The windows can be closed, but it is best to keep them open and just minimized or left up, but behind other windows. NOTE: The following sections are NOT relevant to normal Sunday morning work flow. They are included for upgrades or advance trouble shooting.
The rtpMIDI driver is a network MIDI-driver for Windows 7 up to Windows 10. It can be installed and used on both 32bit and 64bit systems.
Every Apple-computer based on OS X since “Tiger” (10.4) includes a network-MIDI driver as a standard system-component. You find the configuration of this driver when using spotlight-search for “Audio-MIDI-Setup”.
The rtpMIDI-driver is compatible to the driver contained in OS X. So you can interface your Windows PC with your Macs in the studio.
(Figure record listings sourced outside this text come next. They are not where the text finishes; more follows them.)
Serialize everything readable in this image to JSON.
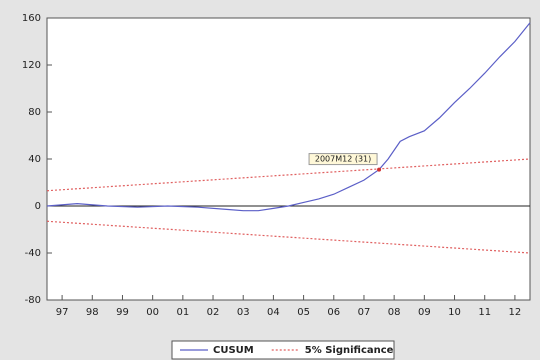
{
  "chart_data": {
    "type": "line",
    "xlim": [
      1997,
      2013
    ],
    "xticks": [
      {
        "value": 1997.5,
        "label": "97"
      },
      {
        "value": 1998.5,
        "label": "98"
      },
      {
        "value": 1999.5,
        "label": "99"
      },
      {
        "value": 2000.5,
        "label": "00"
      },
      {
        "value": 2001.5,
        "label": "01"
      },
      {
        "value": 2002.5,
        "label": "02"
      },
      {
        "value": 2003.5,
        "label": "03"
      },
      {
        "value": 2004.5,
        "label": "04"
      },
      {
        "value": 2005.5,
        "label": "05"
      },
      {
        "value": 2006.5,
        "label": "06"
      },
      {
        "value": 2007.5,
        "label": "07"
      },
      {
        "value": 2008.5,
        "label": "08"
      },
      {
        "value": 2009.5,
        "label": "09"
      },
      {
        "value": 2010.5,
        "label": "10"
      },
      {
        "value": 2011.5,
        "label": "11"
      },
      {
        "value": 2012.5,
        "label": "12"
      }
    ],
    "ylim": [
      -80,
      160
    ],
    "yticks": [
      -80,
      -40,
      0,
      40,
      80,
      120,
      160
    ],
    "series": [
      {
        "name": "CUSUM",
        "color": "#5b5fc7",
        "dash": false,
        "x": [
          1997,
          1998,
          1999,
          2000,
          2001,
          2002,
          2003,
          2003.5,
          2004,
          2004.5,
          2005,
          2005.5,
          2006,
          2006.5,
          2007,
          2007.5,
          2008,
          2008.3,
          2008.7,
          2009,
          2009.5,
          2010,
          2010.5,
          2011,
          2011.5,
          2012,
          2012.5,
          2013
        ],
        "values": [
          0,
          2,
          0,
          -1,
          0,
          -1,
          -3,
          -4,
          -4,
          -2,
          0,
          3,
          6,
          10,
          16,
          22,
          31,
          40,
          55,
          59,
          64,
          75,
          88,
          100,
          113,
          127,
          140,
          156
        ]
      },
      {
        "name": "5% Significance",
        "color": "#e06060",
        "dash": true,
        "x": [
          1997,
          2013
        ],
        "values": [
          13,
          40
        ]
      },
      {
        "color": "#e06060",
        "dash": true,
        "x": [
          1997,
          2013
        ],
        "values": [
          -13,
          -40
        ]
      }
    ],
    "annotations": [
      {
        "text": "2007M12  (31)",
        "x": 2008,
        "y": 31
      }
    ]
  }
}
Apple has now also implemented network MIDI as part of their Core-MIDI services for iOS 4.2 as well. So you can now do WiFi-MIDI between your iPhone, iPod Touch & iPad and a Windows PC using this driver!
rtpMIDI is implemented as a Windows service. Therefore it is automatically starts up as soon as the system boots up. The graphical interface that you can open to configure your network-MIDI-ports just communicates with the service. So even if you close down the graphical interface, your ports will still continue to be available.
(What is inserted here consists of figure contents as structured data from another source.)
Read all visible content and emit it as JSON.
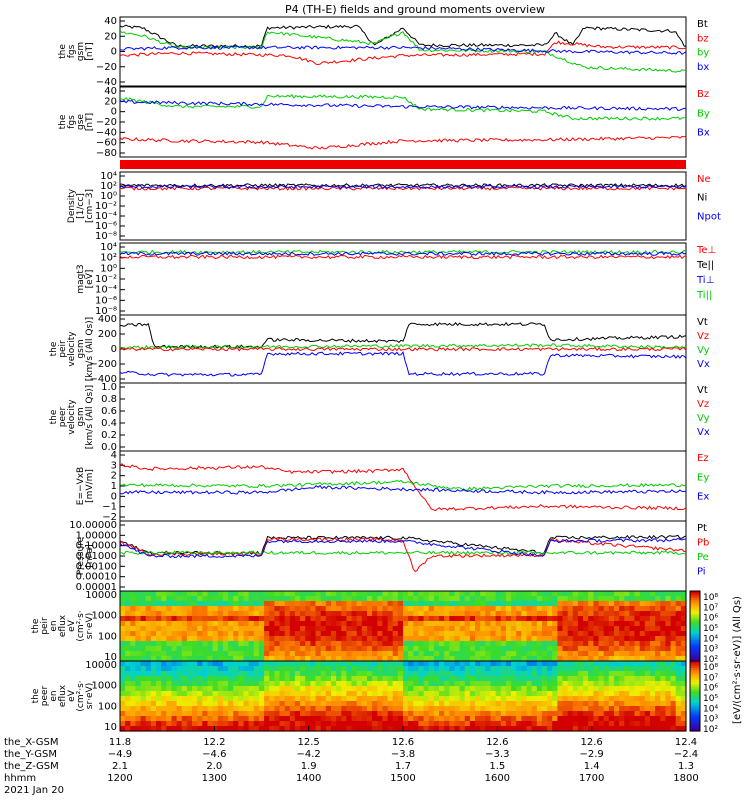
{
  "title": "P4 (TH-E) fields and ground moments overview",
  "chart_data": [
    {
      "id": "fgs_gsm",
      "type": "line",
      "ylabel": [
        "the",
        "fgs",
        "gsm",
        "[nT]"
      ],
      "yticks": [
        "40",
        "20",
        "0",
        "−20",
        "−40"
      ],
      "ylim": [
        -40,
        40
      ],
      "legend": [
        {
          "name": "Bt",
          "color": "#000000"
        },
        {
          "name": "bz",
          "color": "#ff0000"
        },
        {
          "name": "by",
          "color": "#00cc00"
        },
        {
          "name": "bx",
          "color": "#0000ff"
        }
      ],
      "series": [
        {
          "name": "Bt",
          "color": "#000000",
          "x": [
            0,
            0.04,
            0.1,
            0.25,
            0.26,
            0.42,
            0.45,
            0.5,
            0.53,
            0.75,
            0.77,
            0.8,
            0.82,
            0.98,
            1.0
          ],
          "y": [
            32,
            30,
            7,
            7,
            30,
            32,
            8,
            30,
            8,
            8,
            23,
            8,
            30,
            26,
            5
          ]
        },
        {
          "name": "bz",
          "color": "#ff0000",
          "x": [
            0,
            0.1,
            0.3,
            0.35,
            0.5,
            0.75,
            0.77,
            0.85,
            1.0
          ],
          "y": [
            -5,
            -2,
            -5,
            -15,
            -5,
            -3,
            12,
            6,
            5
          ]
        },
        {
          "name": "by",
          "color": "#00cc00",
          "x": [
            0,
            0.04,
            0.1,
            0.25,
            0.26,
            0.45,
            0.5,
            0.53,
            0.75,
            0.82,
            1.0
          ],
          "y": [
            25,
            20,
            5,
            5,
            25,
            10,
            25,
            2,
            0,
            -20,
            -25
          ]
        },
        {
          "name": "bx",
          "color": "#0000ff",
          "x": [
            0,
            0.1,
            0.5,
            0.8,
            1.0
          ],
          "y": [
            3,
            5,
            5,
            0,
            -2
          ]
        }
      ]
    },
    {
      "id": "fgs_gse",
      "type": "line",
      "ylabel": [
        "the",
        "fgs",
        "gse",
        "[nT]"
      ],
      "yticks": [
        "40",
        "20",
        "0",
        "−20",
        "−40",
        "−60",
        "−80"
      ],
      "ylim": [
        -90,
        45
      ],
      "legend": [
        {
          "name": "Bz",
          "color": "#ff0000"
        },
        {
          "name": "By",
          "color": "#00cc00"
        },
        {
          "name": "Bx",
          "color": "#0000ff"
        }
      ],
      "series": [
        {
          "name": "Bz",
          "color": "#ff0000",
          "x": [
            0,
            0.1,
            0.25,
            0.35,
            0.5,
            0.75,
            1.0
          ],
          "y": [
            -58,
            -62,
            -65,
            -78,
            -62,
            -60,
            -55
          ]
        },
        {
          "name": "By",
          "color": "#00cc00",
          "x": [
            0,
            0.1,
            0.25,
            0.26,
            0.5,
            0.53,
            0.75,
            0.8,
            1.0
          ],
          "y": [
            28,
            10,
            10,
            32,
            30,
            5,
            0,
            -15,
            -15
          ]
        },
        {
          "name": "Bx",
          "color": "#0000ff",
          "x": [
            0,
            0.3,
            0.5,
            1.0
          ],
          "y": [
            20,
            14,
            10,
            5
          ]
        }
      ]
    },
    {
      "id": "density",
      "type": "line",
      "ylabel": [
        "Density",
        "[1/cc]",
        "[cm−3]"
      ],
      "scale": "log",
      "yticks": [
        "10⁴",
        "10²",
        "10⁰",
        "10⁻²",
        "10⁻⁴",
        "10⁻⁶",
        "10⁻⁸"
      ],
      "ylim": [
        -8,
        4
      ],
      "legend": [
        {
          "name": "Ne",
          "color": "#ff0000"
        },
        {
          "name": "Ni",
          "color": "#000000"
        },
        {
          "name": "Npot",
          "color": "#0000ff"
        }
      ],
      "series": [
        {
          "name": "Ni",
          "color": "#000000",
          "x": [
            0,
            1.0
          ],
          "y": [
            2.0,
            2.0
          ]
        },
        {
          "name": "Ne",
          "color": "#ff0000",
          "x": [
            0,
            1.0
          ],
          "y": [
            1.4,
            1.4
          ]
        },
        {
          "name": "Npot",
          "color": "#0000ff",
          "x": [
            0,
            1.0
          ],
          "y": [
            1.7,
            1.7
          ]
        }
      ]
    },
    {
      "id": "temp",
      "type": "line",
      "ylabel": [
        "magt3",
        "[eV]"
      ],
      "scale": "log",
      "yticks": [
        "10⁴",
        "10²",
        "10⁰",
        "10⁻²",
        "10⁻⁴",
        "10⁻⁶",
        "10⁻⁸"
      ],
      "ylim": [
        -8,
        4
      ],
      "legend": [
        {
          "name": "Te⊥",
          "color": "#ff0000"
        },
        {
          "name": "Te||",
          "color": "#000000"
        },
        {
          "name": "Ti⊥",
          "color": "#0000ff"
        },
        {
          "name": "Ti||",
          "color": "#00cc00"
        }
      ],
      "series": [
        {
          "name": "Ti||",
          "color": "#00cc00",
          "x": [
            0,
            1.0
          ],
          "y": [
            2.9,
            2.9
          ]
        },
        {
          "name": "Ti⊥",
          "color": "#0000ff",
          "x": [
            0,
            1.0
          ],
          "y": [
            2.6,
            2.6
          ]
        },
        {
          "name": "Te⊥",
          "color": "#ff0000",
          "x": [
            0,
            1.0
          ],
          "y": [
            2.0,
            2.0
          ]
        }
      ]
    },
    {
      "id": "peir_vel",
      "type": "line",
      "ylabel": [
        "the",
        "peir",
        "velocity",
        "gsm",
        "[km/s (All Qs)]"
      ],
      "yticks": [
        "400",
        "200",
        "0",
        "−200",
        "−400"
      ],
      "ylim": [
        -400,
        400
      ],
      "legend": [
        {
          "name": "Vt",
          "color": "#000000"
        },
        {
          "name": "Vz",
          "color": "#ff0000"
        },
        {
          "name": "Vy",
          "color": "#00cc00"
        },
        {
          "name": "Vx",
          "color": "#0000ff"
        }
      ],
      "series": [
        {
          "name": "Vt",
          "color": "#000000",
          "x": [
            0,
            0.05,
            0.06,
            0.25,
            0.26,
            0.5,
            0.51,
            0.75,
            0.76,
            1.0
          ],
          "y": [
            300,
            320,
            30,
            30,
            120,
            100,
            320,
            320,
            120,
            160
          ]
        },
        {
          "name": "Vx",
          "color": "#0000ff",
          "x": [
            0,
            0.05,
            0.06,
            0.25,
            0.26,
            0.5,
            0.51,
            0.75,
            0.76,
            1.0
          ],
          "y": [
            -300,
            -320,
            -330,
            -330,
            -60,
            -60,
            -320,
            -320,
            -80,
            -100
          ]
        },
        {
          "name": "Vy",
          "color": "#00cc00",
          "x": [
            0,
            0.25,
            0.5,
            0.75,
            1.0
          ],
          "y": [
            20,
            30,
            40,
            50,
            20
          ]
        },
        {
          "name": "Vz",
          "color": "#ff0000",
          "x": [
            0,
            1.0
          ],
          "y": [
            -2,
            -2
          ]
        }
      ]
    },
    {
      "id": "peer_vel",
      "type": "line",
      "ylabel": [
        "the",
        "peer",
        "velocity",
        "gsm",
        "[km/s (All Qs)]"
      ],
      "yticks": [
        "1.0",
        "0.8",
        "0.6",
        "0.4",
        "0.2",
        "0.0"
      ],
      "ylim": [
        0,
        1
      ],
      "legend": [
        {
          "name": "Vt",
          "color": "#000000"
        },
        {
          "name": "Vz",
          "color": "#ff0000"
        },
        {
          "name": "Vy",
          "color": "#00cc00"
        },
        {
          "name": "Vx",
          "color": "#0000ff"
        }
      ],
      "series": []
    },
    {
      "id": "efield",
      "type": "line",
      "ylabel": [
        "E=−VxB",
        "[mV/m]"
      ],
      "yticks": [
        "4",
        "3",
        "2",
        "1",
        "0",
        "−1",
        "−2"
      ],
      "ylim": [
        -2,
        4
      ],
      "legend": [
        {
          "name": "Ez",
          "color": "#ff0000"
        },
        {
          "name": "Ey",
          "color": "#00cc00"
        },
        {
          "name": "Ex",
          "color": "#0000ff"
        }
      ],
      "series": [
        {
          "name": "Ez",
          "color": "#ff0000",
          "x": [
            0,
            0.05,
            0.25,
            0.3,
            0.45,
            0.5,
            0.55,
            0.75,
            1.0
          ],
          "y": [
            3,
            2.6,
            2.8,
            2.3,
            2.4,
            2.6,
            -1.2,
            -0.9,
            -1.1
          ]
        },
        {
          "name": "Ey",
          "color": "#00cc00",
          "x": [
            0,
            0.25,
            0.5,
            0.6,
            0.75,
            1.0
          ],
          "y": [
            1.1,
            1.0,
            1.4,
            0.7,
            1.0,
            1.1
          ]
        },
        {
          "name": "Ex",
          "color": "#0000ff",
          "x": [
            0,
            0.25,
            0.35,
            0.5,
            0.75,
            1.0
          ],
          "y": [
            0.4,
            0.4,
            0.9,
            0.7,
            0.4,
            0.5
          ]
        }
      ]
    },
    {
      "id": "pressure",
      "type": "line",
      "ylabel": [
        "Pressure",
        "[nPa]"
      ],
      "scale": "log",
      "yticks": [
        "10.00000",
        "1.00000",
        "0.10000",
        "0.01000",
        "0.00100",
        "0.00010",
        "0.00001"
      ],
      "ylim": [
        -5,
        1
      ],
      "legend": [
        {
          "name": "Pt",
          "color": "#000000"
        },
        {
          "name": "Pb",
          "color": "#ff0000"
        },
        {
          "name": "Pe",
          "color": "#00cc00"
        },
        {
          "name": "Pi",
          "color": "#0000ff"
        }
      ],
      "series": [
        {
          "name": "Pt",
          "color": "#000000",
          "x": [
            0,
            0.05,
            0.25,
            0.26,
            0.5,
            0.75,
            0.76,
            1.0
          ],
          "y": [
            -0.6,
            -1.7,
            -1.7,
            -0.3,
            -0.3,
            -1.7,
            -0.3,
            -0.2
          ]
        },
        {
          "name": "Pb",
          "color": "#ff0000",
          "x": [
            0,
            0.05,
            0.25,
            0.26,
            0.5,
            0.52,
            0.55,
            0.75,
            0.76,
            1.0
          ],
          "y": [
            -0.7,
            -1.8,
            -1.8,
            -0.4,
            -0.5,
            -3.5,
            -2.0,
            -1.9,
            -0.5,
            -1.5
          ]
        },
        {
          "name": "Pe",
          "color": "#00cc00",
          "x": [
            0,
            1.0
          ],
          "y": [
            -1.7,
            -1.7
          ]
        },
        {
          "name": "Pi",
          "color": "#0000ff",
          "x": [
            0,
            0.05,
            0.25,
            0.26,
            0.5,
            0.75,
            0.76,
            1.0
          ],
          "y": [
            -0.8,
            -2.0,
            -2.0,
            -0.6,
            -0.6,
            -2.0,
            -0.6,
            -0.5
          ]
        }
      ]
    },
    {
      "id": "peir_spec",
      "type": "heatmap",
      "ylabel": [
        "the",
        "peir",
        "en",
        "eflux",
        "eV",
        "(cm²·s·",
        "sr·eV)"
      ],
      "yticks": [
        "10000",
        "1000",
        "100",
        "10"
      ],
      "colorbar": [
        "10⁸",
        "10⁷",
        "10⁶",
        "10⁵",
        "10⁴",
        "10³",
        "10²"
      ]
    },
    {
      "id": "peer_spec",
      "type": "heatmap",
      "ylabel": [
        "the",
        "peer",
        "en",
        "eflux",
        "eV",
        "(cm²·s·",
        "sr·eV)"
      ],
      "yticks": [
        "10000",
        "1000",
        "100",
        "10"
      ],
      "colorbar": [
        "10⁸",
        "10⁷",
        "10⁶",
        "10⁵",
        "10⁴",
        "10³",
        "10²"
      ]
    }
  ],
  "colorbar_label": "[eV/(cm²·s·sr·eV)] (All Qs)",
  "xaxis": {
    "row_labels": [
      "the_X-GSM",
      "the_Y-GSM",
      "the_Z-GSM",
      "hhmm"
    ],
    "date": "2021 Jan 20",
    "columns": [
      [
        "11.8",
        "−4.9",
        "2.1",
        "1200"
      ],
      [
        "12.2",
        "−4.6",
        "2.0",
        "1300"
      ],
      [
        "12.5",
        "−4.2",
        "1.9",
        "1400"
      ],
      [
        "12.6",
        "−3.8",
        "1.7",
        "1500"
      ],
      [
        "12.6",
        "−3.3",
        "1.5",
        "1600"
      ],
      [
        "12.6",
        "−2.9",
        "1.4",
        "1700"
      ],
      [
        "12.4",
        "−2.4",
        "1.3",
        "1800"
      ]
    ]
  }
}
For installation of rtpMIDI, just double-click the rtpMIDI_xxx.msi file.
If your system does not include the Apple Bonjour component (which is installed by default when installing applications like iTunes), the installer will detect this and suggest to visit the Apple-download-page for Bonjour.
If the installer indicates the abscence of Bonjour, resume installation only after you have downloaded and installed Bonjour.
The role of Bonjour on either Apple or Windows PCs is its use for the so-called “Zero-Config”.
With Bonjour, applications can find specific services on the local network without having a central DNS-server. Almost all applications doing networking on OS X use this for painless plug & play configuration.
Some people have previously disabled Bonjour since they did not use the Zero-config functionality on their PCs. It is important to reactivate this to use rtpMIDI – otherwise the driver cannot announce its activated ports on the network and can also not find its potential peers!
After the default-installation you will find the icon to the configuration of rtpMIDI on your desktop.
When you start this configuration, you will find a config-screen that closely resembles the one in OS X. So if you are familiar with network-MIDI setup on a Mac, you will find your way without any further hints 😉
On the configuration panel you find the section “My Sessions” on the top left side. Here you can add and remove new MIDI-ports with the “+” and “-” buttons:
After you have added a port, you can override the default names that have been assigned by the driver in the field “Session” on the right side of the configuration-dialog.
The “local Name” is the name that your newly created port will be visible as in your DAW-applications. The “Bonjour-Name” is the name that other peers on the network will find:
After you have completed the desired naming of your midi-port, you can activate it by either marking the checkbox at the top of the “Session”-section, or the appropriate checkbox in the “My Sessions” section:
At this point, the local MIDI-port has been created and the service has been announced on the network for other peers to be found.
In the section “Directory” on the left side of the dialog, you find other peers in your LAN. If you select one of those peers and press the “connect”-button, this peer will be connected to the Session that you have selected in “My Sessions”:
The peer should show up under “Participants”. You are now ready to transfer MIDI-commands between your two connected PCs or Macs…
If you have connected a remote peer to your session, rtpMIDI will try to re-establish the connection every time you boot up your computer, so you don’t have to connect every single time you want to use this connection.
It can also happen that “the other side” is initiating the connection. In this case, the participant will just appear in the participant-list of the corresponding session.
You can manually disconnect every participant of your session by pressing the “disconnect”-button below the participant-list:
Thats pretty much all you need to know to successfully work with rtpMIDI.